By Clayton Locke, CTO, Intelligent Environments
Biometric technology for banking has reached a pivotal moment. It has been incubating in the early adopter stage for quite a while, and is now poised for launch and explosive growth.
We are now seeing many more examples of biometrics in interesting places. Tshighua University and Tzekwan Technology in China have unveiled the world’s first facial recognition ATM. It works by mapping facial data and matching it against an ID database, authenticating users by using facial feature and iris recognition. It can even identify if facial features have changed. The product has passed government certification and will as a result soon be available on the market.
According to developers, this new system is much safer than traditional PIN ATMs. This is good news, especially given the rise in identity fraud in recent years. According to our recent research, over a third of UK banking customers have had money stolen from their accounts by fraudsters. According to the National Fraud Authority £3.3 billion is lost through identity crimes each year.
With more people than ever using online and mobile banking to manage their finances, it is now crucial for financial services organisations to combat this rise in identity crime by deploying more sophisticated security technologies.
Banking customers agree with this. Our research reveals that 58 per cent of Brits would like to ditch their passwords in favour of biometric logins, while 56 per cent say they feel more comfortable with biometrics than they did a year ago.
The popularity of mobile devices, such as Apple’s latest iPhones, has helped contribute to a major shift in attitudes toward biometrics, and consumers now want to put the biometric features on these devices to good use. In fact, according to our research, a third of consumers use mobile banking more now that Apple’s Touch ID has been introduced.

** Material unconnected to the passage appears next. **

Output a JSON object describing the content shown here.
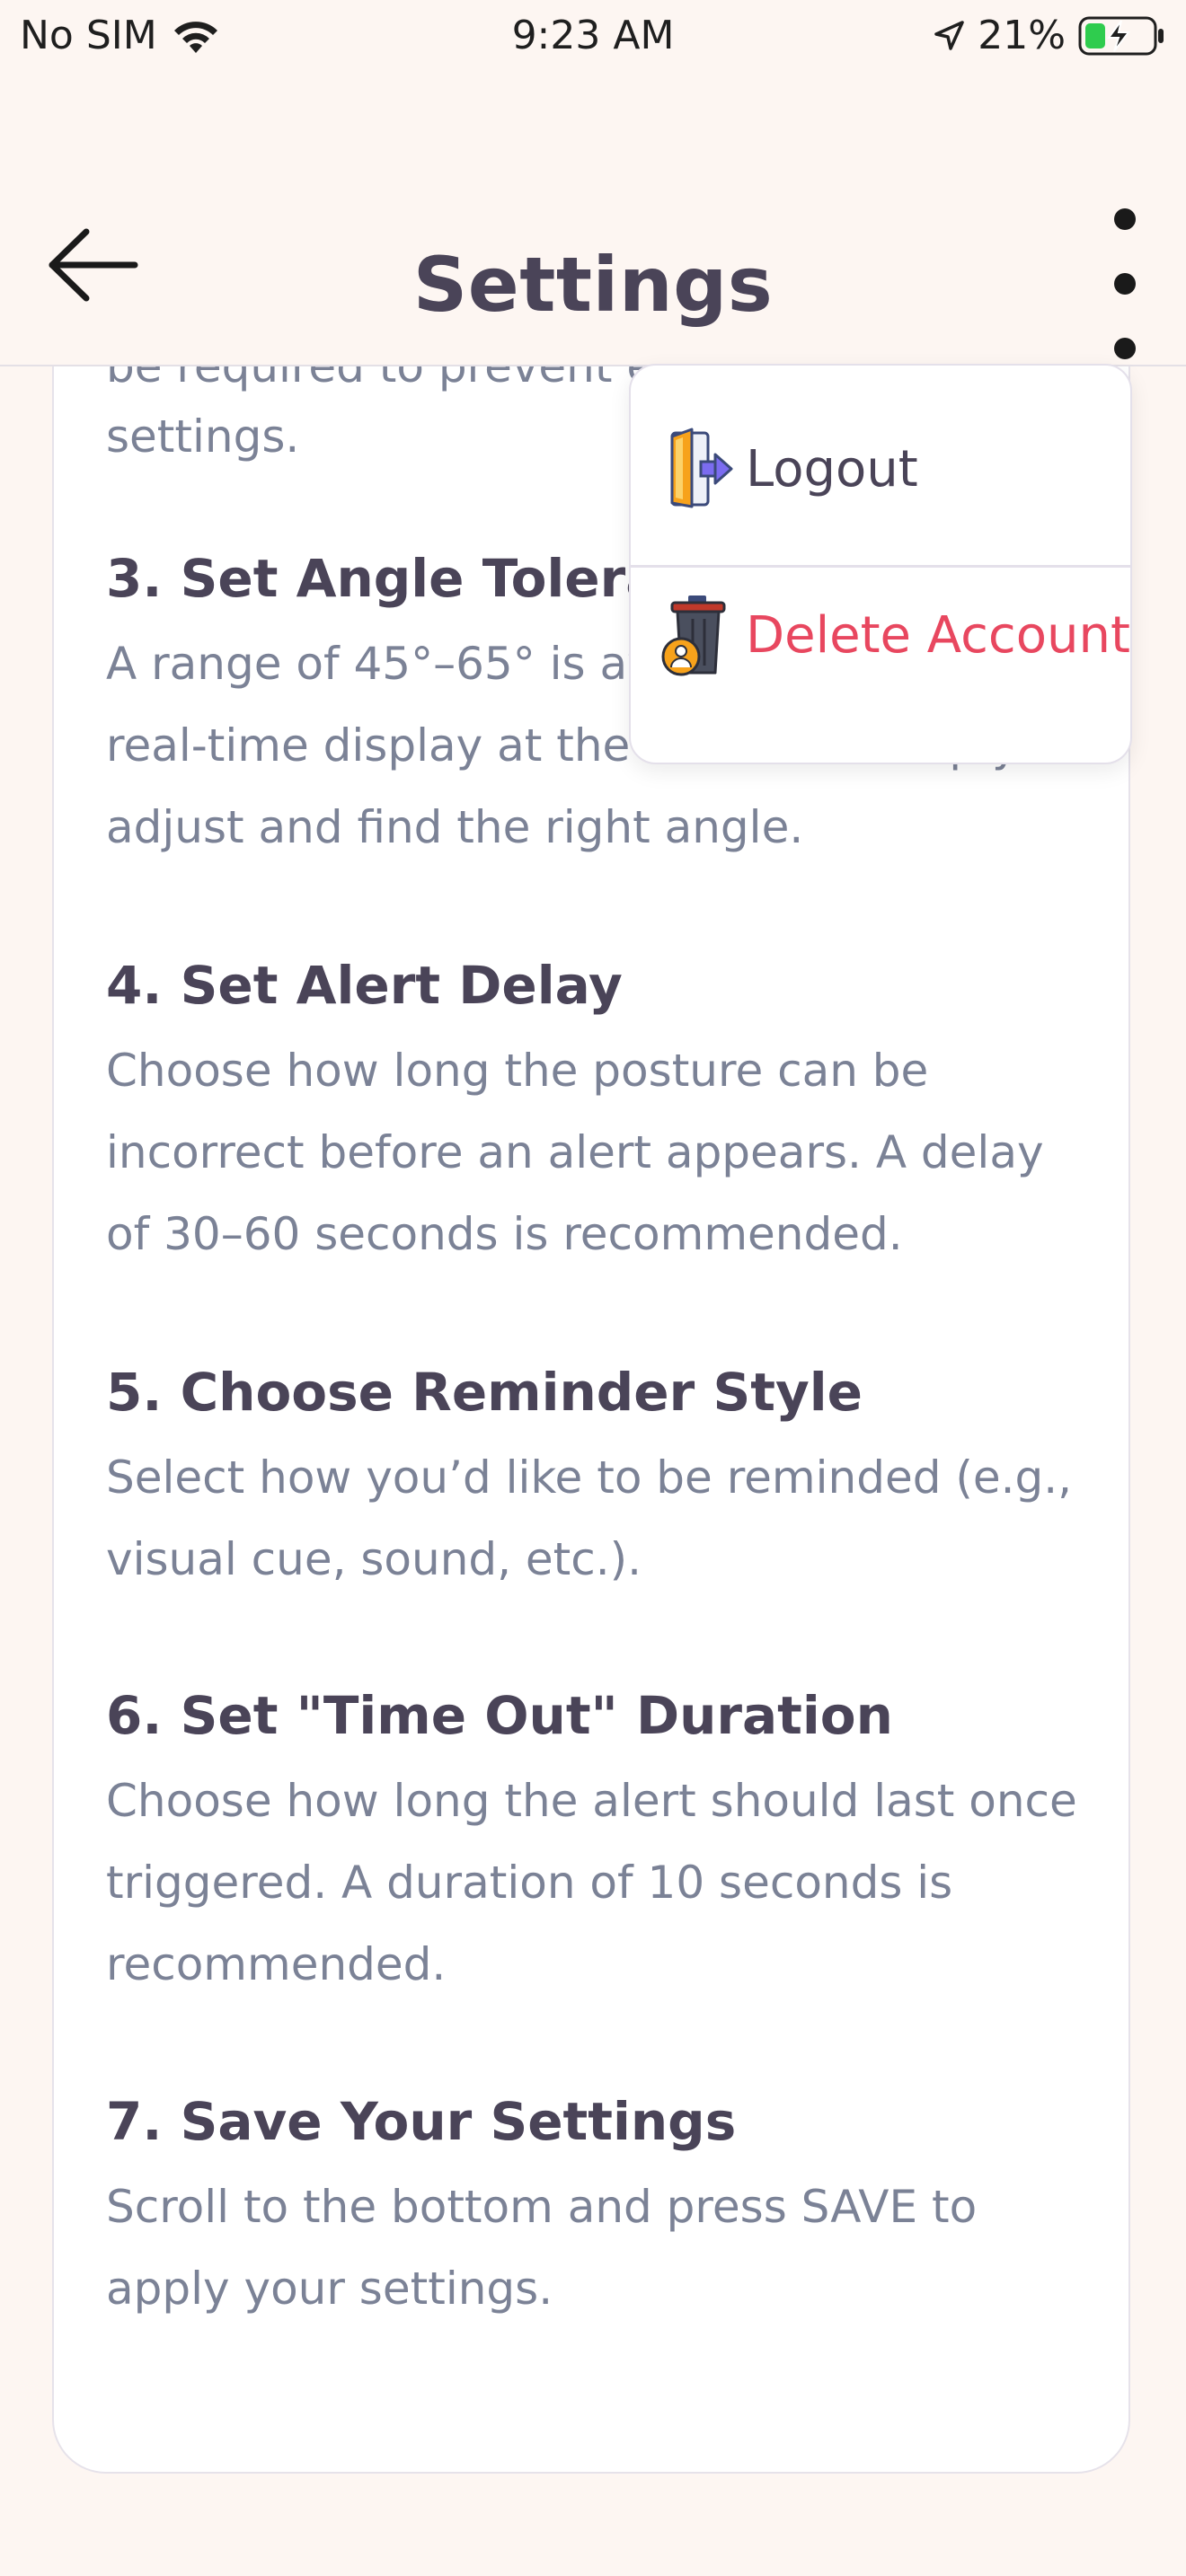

Incorporating fingerprint scanning into mobile banking provides customers with the convenience of not having to enter passwords manually or having to remember multiple logins for different apps. It enables banks to improve the balance between customer convenience and security by making mobile services both more secure, and easier to use.
However, while biometric measures, such as fingerprint scanning,provide security and usability benefits, there are still concerns. For example, hackers claim that fingerprint scanning can be thwarted. This is certainly the case, just like passwords and other forms of identification. But fingerprints are just the starting point. By exploring the use of other,more advanced biometric measures, banks can make the authentication process much more secure and convenient, potentially eliminating the need for passwords altogether.
Some banks have already recognised this. For example, last year Barclays began experimenting with finger vein scanners for authentication purposes. This system uses near infra-red lights to check specific vein patterns inside a person’s finger. This method is deemed very secure as vein patterns are by nature extremely difficult to forge because they are found under the skin. Due to the eye-watering price tag, Barclays will initially just be offering the device to corporate clients, however they are actively exploring for a similar type of device to be able to offer it to all their customers.
In FinTech, we have grown accustomed to thinking that biometrics will be important to the future of digital banking. But the industry is quickly moving beyond this way of thinking – biometrics are already critical to digital banking. If you are not in the market with this technology, you are already behind. Financial services organisations should change their biometrics orientation from future innovation to immediate requirement. Biometrics is happening now.